InMemoryApiKeyNonceStore Process-local API-key signing replay cache; use RedisApiKeyNonceStore for multi-worker deployments.

Bearer failure-code taxonomy

Bearer API-key authentication returns the same outer response shape for unknown, revoked, and expired keys: HTTP 401 with a JSON code value. The distinct API_KEY_INVALID, API_KEY_REVOKED, and API_KEY_EXPIRED codes are a deliberate client-semantics trade-off, not an accidental disclosure channel.

The bearer credential embeds a generated key_id with at least 128 bits of entropy before the raw secret is verified against the stored HMAC digest. Blind enumeration of real key_id values is therefore impractical under ordinary online attack constraints. Once a request names a valid high-entropy key_id, separate codes let clients choose the correct remediation:

  • API_KEY_INVALID — the key id is unknown or the presented raw secret does not match; rotate or report the credential rather than retrying indefinitely.
  • API_KEY_REVOKED — the key row is known but was intentionally disabled; stop using the credential and create a replacement through a password-backed session.
  • API_KEY_EXPIRED — the key row is known but past its configured expiry; refresh the credential through normal key-management flows.

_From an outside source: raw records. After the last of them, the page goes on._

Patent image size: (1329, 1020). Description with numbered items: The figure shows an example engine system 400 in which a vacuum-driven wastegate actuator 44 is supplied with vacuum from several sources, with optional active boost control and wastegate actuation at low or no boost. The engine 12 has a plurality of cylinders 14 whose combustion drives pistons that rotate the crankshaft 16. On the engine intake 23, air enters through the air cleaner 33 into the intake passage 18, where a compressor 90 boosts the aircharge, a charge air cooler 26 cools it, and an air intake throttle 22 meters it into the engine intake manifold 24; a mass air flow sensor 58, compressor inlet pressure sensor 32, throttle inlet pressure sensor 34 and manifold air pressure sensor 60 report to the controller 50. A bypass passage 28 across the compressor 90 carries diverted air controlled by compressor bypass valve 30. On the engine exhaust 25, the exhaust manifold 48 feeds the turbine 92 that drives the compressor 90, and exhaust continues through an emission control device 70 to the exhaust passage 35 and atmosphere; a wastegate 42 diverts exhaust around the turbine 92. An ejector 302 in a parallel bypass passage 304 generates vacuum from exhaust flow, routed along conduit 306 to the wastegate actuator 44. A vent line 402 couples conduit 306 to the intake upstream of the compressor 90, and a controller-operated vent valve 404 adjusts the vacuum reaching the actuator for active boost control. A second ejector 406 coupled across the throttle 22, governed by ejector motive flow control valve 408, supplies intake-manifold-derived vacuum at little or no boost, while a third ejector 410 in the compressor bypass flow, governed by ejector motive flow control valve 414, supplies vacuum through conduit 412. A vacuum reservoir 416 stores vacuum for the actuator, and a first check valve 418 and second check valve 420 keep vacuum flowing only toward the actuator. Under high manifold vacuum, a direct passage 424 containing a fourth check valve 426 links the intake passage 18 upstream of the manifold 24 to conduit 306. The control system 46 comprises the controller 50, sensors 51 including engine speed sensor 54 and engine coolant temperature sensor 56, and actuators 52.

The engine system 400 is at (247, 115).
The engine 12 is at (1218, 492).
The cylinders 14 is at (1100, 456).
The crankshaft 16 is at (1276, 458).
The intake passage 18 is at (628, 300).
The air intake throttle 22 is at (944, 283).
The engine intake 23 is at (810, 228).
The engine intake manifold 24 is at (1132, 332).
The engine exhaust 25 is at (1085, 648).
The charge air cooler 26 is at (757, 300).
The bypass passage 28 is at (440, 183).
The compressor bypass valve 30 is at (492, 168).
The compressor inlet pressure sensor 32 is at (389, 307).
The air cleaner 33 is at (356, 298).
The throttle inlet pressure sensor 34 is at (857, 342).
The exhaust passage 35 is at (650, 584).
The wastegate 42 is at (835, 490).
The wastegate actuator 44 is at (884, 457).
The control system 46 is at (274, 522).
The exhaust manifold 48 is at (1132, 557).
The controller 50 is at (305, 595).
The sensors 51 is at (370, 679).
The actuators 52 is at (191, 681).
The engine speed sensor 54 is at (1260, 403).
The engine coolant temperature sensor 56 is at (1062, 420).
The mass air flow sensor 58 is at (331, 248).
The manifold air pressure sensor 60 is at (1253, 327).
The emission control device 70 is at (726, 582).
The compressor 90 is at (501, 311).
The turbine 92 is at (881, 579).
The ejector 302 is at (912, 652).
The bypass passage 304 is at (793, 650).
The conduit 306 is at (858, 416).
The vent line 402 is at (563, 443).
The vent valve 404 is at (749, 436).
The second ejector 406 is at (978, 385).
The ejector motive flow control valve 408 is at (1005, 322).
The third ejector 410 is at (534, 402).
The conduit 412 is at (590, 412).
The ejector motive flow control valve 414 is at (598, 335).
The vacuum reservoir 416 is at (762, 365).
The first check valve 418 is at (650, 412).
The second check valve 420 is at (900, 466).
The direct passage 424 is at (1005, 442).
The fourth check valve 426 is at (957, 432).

Do not depend on the specific code to grant access. All three outcomes are authentication failures and must remain non-authorizing.

Limitations (by design)

  • No built-in email sending — you must implement hooks.
  • No RBAC or WebAuthn in core — the built-in role guards are flat membership checks only; extend in your application for permission matrices or object-level policy.
  • Durable JWT revocation requires an explicit shared store — JWTStrategy(secret=...) without denylist_store or allow_inmemory_denylist=True fails closed at construction time. Use Redis (or equivalent) denylist for multi-worker production if you rely on revoke; reserve allow_inmemory_denylist=True for single-process development or tests.
  • API keys are user-owned delegated credentials only. Service-account-only keys, HKDF child keys, IP allowlists, per-key audit tables, and mTLS binding are intentionally outside this release.
  • API-key signing-secret rotation is operator-owned row processing. The library does not provide built-in batching, locking, audit-log storage, per-key audit tables, or an automatic database migration service for this workflow.